Cleaned dataframes saved to 'cleaned_data.db' SQL database.


## Project Report: Data Extraction, Cleaning, and Saving

This report summarizes the process of extracting, cleaning, and saving data files from the archive located at "/content/drive/MyDrive/Colab Notebooks/archive (15)".

**1. Data Extraction:**
- The process began by accessing the specified folder and identifying the data files within it.
- The first 9 files in the folder were loaded into separate pandas DataFrames, named `df1` through `df9`.
- The loaded dataframes were then assigned to more descriptive variable names such as `order_items`, `customers`, `stores`, `stocks`, `brands`, `orders`, `products`, `staffs`, and `categories`.

**2. Data Cleaning:**
- Data cleaning was performed on several of the loaded dataframes to handle missing values and inconsistencies:
    - **`orders` DataFrame:** Missing values in the `shipped_date` column were imputed using the forward fill method after converting the date columns to datetime objects.
    - **`customers` DataFrame:** Leading and trailing whitespace was removed from string columns (`first_name`, `last_name`, `phone`, `email`, `street`, `city`, `state`).

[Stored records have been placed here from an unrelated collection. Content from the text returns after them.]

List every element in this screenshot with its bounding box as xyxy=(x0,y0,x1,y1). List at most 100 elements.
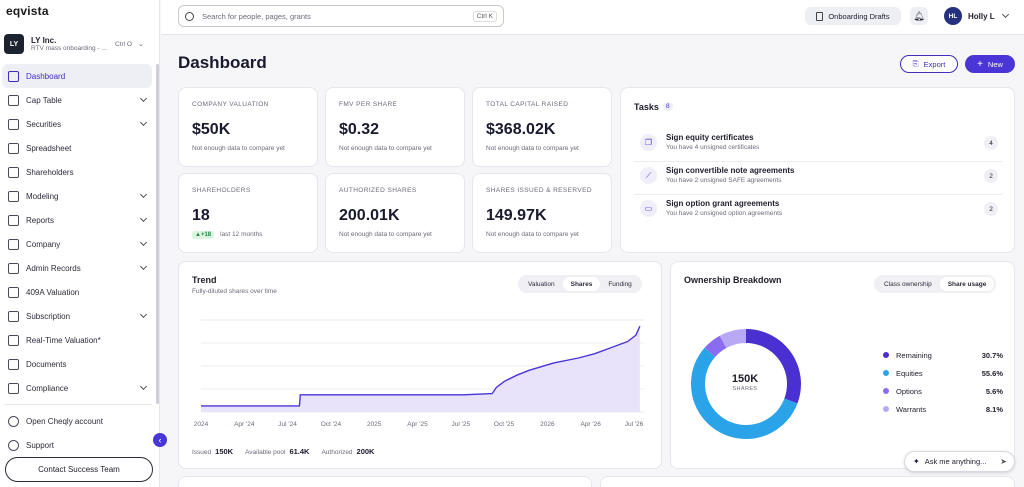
donut-center-value: 150K xyxy=(731,373,759,385)
divider xyxy=(634,194,1002,195)
users-icon xyxy=(8,166,19,178)
sidebar-item-compliance[interactable]: Compliance xyxy=(2,376,152,400)
kpi-card: Total Capital Raised $368.02K Not enough d… xyxy=(472,87,612,167)
kpi-card: Company Valuation $50K Not enough data to … xyxy=(178,87,318,167)
new-button[interactable]: + New xyxy=(965,55,1015,73)
sidebar-item-documents[interactable]: Documents xyxy=(2,352,152,376)
tasks-title: Tasks xyxy=(634,102,659,112)
sidebar: eqvista LY LY Inc. RTV mass onboarding -… xyxy=(0,0,160,487)
export-button[interactable]: ⎘ Export xyxy=(900,55,958,73)
sparkle-icon: ✦ xyxy=(913,457,920,466)
task-item[interactable]: ⟋ Sign convertible note agreements You hav… xyxy=(634,162,1002,195)
sidebar-item-subscription[interactable]: Subscription xyxy=(2,304,152,328)
ownership-tab-group: Class ownership Share usage xyxy=(874,275,997,293)
contact-success-team-button[interactable]: Contact Success Team xyxy=(5,457,153,482)
legend-label: Options xyxy=(896,386,922,396)
new-label: New xyxy=(987,59,1003,69)
trend-title: Trend xyxy=(192,275,217,285)
task-item[interactable]: ❐ Sign equity certificates You have 4 unsi… xyxy=(634,129,1002,162)
trend-tab-valuation[interactable]: Valuation xyxy=(528,280,555,288)
sidebar-item-cap-table[interactable]: Cap Table xyxy=(2,88,152,112)
note-icon: ⟋ xyxy=(640,167,657,184)
ownership-tab-share-usage[interactable]: Share usage xyxy=(939,277,995,291)
legend-value: 55.6% xyxy=(981,368,1003,378)
pie-icon xyxy=(8,94,19,106)
series-area xyxy=(201,326,640,412)
sidebar-item-securities[interactable]: Securities xyxy=(2,112,152,136)
trend-tab-funding[interactable]: Funding xyxy=(608,280,632,288)
legend-value: 5.6% xyxy=(985,386,1003,396)
sidebar-item-spreadsheet[interactable]: Spreadsheet xyxy=(2,136,152,160)
legend-value: 8.1% xyxy=(985,404,1003,414)
ask-assistant-button[interactable]: ✦ Ask me anything... ➤ xyxy=(904,451,1015,472)
kpi-note-text: Not enough data to compare yet xyxy=(339,145,432,152)
app-logo[interactable]: eqvista xyxy=(6,4,49,18)
ownership-tab-class-ownership[interactable]: Class ownership xyxy=(884,280,932,288)
search-input[interactable] xyxy=(202,11,473,21)
collapse-sidebar-button[interactable]: ‹ xyxy=(153,433,167,447)
kpi-value: $0.32 xyxy=(339,121,380,138)
sidebar-item-label: Cap Table xyxy=(26,95,62,105)
user-name: Holly L xyxy=(968,11,995,21)
x-tick-label: 2025 xyxy=(367,421,382,428)
x-tick-label: Oct '25 xyxy=(494,421,515,428)
kpi-value: $368.02K xyxy=(486,121,556,138)
kpi-label: Shares Issued & Reserved xyxy=(486,187,592,194)
kpi-note-text: Not enough data to compare yet xyxy=(486,145,579,152)
kpi-card: Authorized Shares 200.01K Not enough data … xyxy=(325,173,465,253)
task-subtitle: You have 2 unsigned SAFE agreements xyxy=(666,177,782,184)
sidebar-scrollbar[interactable] xyxy=(156,64,159,404)
ownership-card: Ownership Breakdown Class ownership Share… xyxy=(670,261,1015,469)
chevron-down-icon xyxy=(139,310,148,319)
export-icon: ⎘ xyxy=(912,59,919,68)
sidebar-item-reports[interactable]: Reports xyxy=(2,208,152,232)
trend-tab-group: Valuation Shares Funding xyxy=(518,275,642,293)
sidebar-item-label: Documents xyxy=(26,359,67,369)
x-tick-label: Jul '25 xyxy=(452,421,471,428)
sidebar-item-409a-valuation[interactable]: 409A Valuation xyxy=(2,280,152,304)
sidebar-item-real-time-valuation[interactable]: Real-Time Valuation* xyxy=(2,328,152,352)
user-menu[interactable]: HL Holly L xyxy=(944,6,1009,26)
chevron-down-icon xyxy=(139,214,148,223)
trend-footer-label: Issued xyxy=(192,449,212,456)
trend-footer-label: Available pool xyxy=(245,449,286,456)
subscription-icon xyxy=(8,310,19,322)
sidebar-item-dashboard[interactable]: Dashboard xyxy=(2,64,152,88)
document-icon xyxy=(8,358,19,370)
kpi-value: $50K xyxy=(192,121,231,138)
sidebar-item-support[interactable]: Support xyxy=(2,433,152,457)
sidebar-item-label: Company xyxy=(26,239,61,249)
kpi-label: Company Valuation xyxy=(192,101,269,108)
tasks-count-badge: 8 xyxy=(663,102,673,111)
sidebar-item-company[interactable]: Company xyxy=(2,232,152,256)
legend-label: Equities xyxy=(896,368,923,378)
sidebar-item-open-cheqly-account[interactable]: Open Cheqly account xyxy=(2,409,152,433)
task-title: Sign equity certificates xyxy=(666,133,754,142)
notifications-button[interactable]: 🔔︎ xyxy=(910,7,928,25)
bottom-card-left xyxy=(178,476,592,487)
donut-slice-warrants[interactable] xyxy=(691,329,801,439)
series-line xyxy=(201,325,641,407)
search-box[interactable]: Ctrl K xyxy=(178,5,504,27)
send-icon: ➤ xyxy=(1000,457,1007,466)
org-subtitle: RTV mass onboarding - ... xyxy=(31,45,107,52)
onboarding-drafts-button[interactable]: Onboarding Drafts xyxy=(805,7,901,25)
sidebar-item-modeling[interactable]: Modeling xyxy=(2,184,152,208)
sidebar-item-admin-records[interactable]: Admin Records xyxy=(2,256,152,280)
org-switcher[interactable]: LY LY Inc. RTV mass onboarding - ... Ctr… xyxy=(4,32,156,56)
org-name: LY Inc. xyxy=(31,36,57,45)
donut-slice-equities[interactable] xyxy=(691,329,801,439)
trend-footer-value: 200K xyxy=(356,447,375,456)
divider xyxy=(634,161,1002,162)
task-item[interactable]: ▭ Sign option grant agreements You have 2 … xyxy=(634,195,1002,228)
kpi-value: 18 xyxy=(192,207,210,224)
document-icon xyxy=(816,11,824,21)
trend-footer-value: 61.4K xyxy=(289,447,310,456)
x-tick-label: Oct '24 xyxy=(321,421,342,428)
chevron-down-icon xyxy=(139,190,148,199)
kpi-value: 200.01K xyxy=(339,207,400,224)
trend-tab-shares[interactable]: Shares xyxy=(562,277,601,291)
sidebar-item-shareholders[interactable]: Shareholders xyxy=(2,160,152,184)
legend-label: Remaining xyxy=(896,350,932,360)
chevron-down-icon xyxy=(139,382,148,391)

Columns with a high percentage of missing values (specifically the 'phone' column) were dropped.
    - **`staffs` DataFrame:** Missing values in the `manager_id` column were imputed using a placeholder value (0). An alternative method of filling with the mode was also presented.
- Other dataframes (`order_items`, `stores`, `stocks`, `brands`, `products`, and `categories`) were inspected and found to have no significant issues requiring cleaning based on the performed checks.

**3. Data Saving:**
- The cleaned dataframes were saved in two different formats:
    - **CSV Files:** Each cleaned dataframe was saved as a separate CSV file in a newly created directory named `cleaned_data`. The files were named according to their corresponding dataframe names (e.g., `customers.csv`, `orders.csv`).
    - **SQL Database:** The cleaned dataframes were also saved as separate tables in a SQLite database named `cleaned_data.db`. Each dataframe became a table with the same name within the database.

**Summary:**

The project successfully extracted data from the provided archive, performed necessary cleaning steps on the individual dataframes to handle missing values and inconsistencies, and saved the cleaned data in both CSV and SQL formats. The cleaned and structured data is now readily available for further analysis, visualization, or integration into other systems.